Colocation provides some of the benefits of public clouds, like freeing organizations from having to build and maintain their own data center facilities. In that sense, colocation blurs the lines between traditional data centers and the cloud.
Some private data centers offer IaaS services
Another cause for blurred lines between data centers and the cloud is that in certain cases, you can obtain services inside private data centers that resemble those most closely associated with the public cloud.
I'm thinking here of offerings like Equinix Metal, which is essentially an infrastructure-as-a-service (IaaS) solution that allows companies to stand up servers on-demand inside colocation centers. It's a lot like cloud-based IaaS services such as AWS EC2, except it doesn't require the public cloud.
Plus, a variety of data center providers offer "white glove" services to help with infrastructure maintenance and management, another feature that makes them resemble public cloud providers in some respects.
The public cloud has problems, too
Last but not least, it's worth observing that the public cloud is far from superior to traditional data centers in all ways.
Like private data centers and colocation facilities, public clouds can and do go down, which means that migrating to the cloud is hardly a guarantee of total uptime. The cloud can also end up costing a lot of money and is not always a way to minimize the TCO of workload hosting. The lack of control over infrastructure that businesses experience in the cloud is another obvious downside.

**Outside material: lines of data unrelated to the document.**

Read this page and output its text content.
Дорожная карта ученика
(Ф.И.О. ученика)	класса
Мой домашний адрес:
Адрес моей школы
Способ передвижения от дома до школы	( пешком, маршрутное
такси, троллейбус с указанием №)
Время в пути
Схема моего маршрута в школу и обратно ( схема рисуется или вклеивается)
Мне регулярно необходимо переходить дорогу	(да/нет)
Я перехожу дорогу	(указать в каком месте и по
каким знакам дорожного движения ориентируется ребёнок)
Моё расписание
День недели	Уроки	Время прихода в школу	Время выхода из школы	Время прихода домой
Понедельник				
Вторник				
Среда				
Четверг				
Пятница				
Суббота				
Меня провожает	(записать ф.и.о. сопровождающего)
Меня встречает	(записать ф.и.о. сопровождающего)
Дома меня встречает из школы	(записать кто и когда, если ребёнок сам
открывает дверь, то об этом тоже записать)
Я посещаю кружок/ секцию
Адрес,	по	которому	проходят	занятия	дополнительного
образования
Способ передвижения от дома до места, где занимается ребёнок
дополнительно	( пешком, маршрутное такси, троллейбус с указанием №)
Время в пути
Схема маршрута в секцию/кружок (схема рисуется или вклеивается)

I'm not saying the cloud is inferior to private data centers. But I am saying that it's important to be careful about implying that the cloud is different from or superior to traditional data centers in all respects.
In short, instead of comparing "data centers" to "the cloud" in a binary fashion, the IT industry should focus more on understanding the nuances surrounding both private data centers and public clouds. There are many ways to use both types of solutions, and they are not as different in many respects as they may at first appear to be.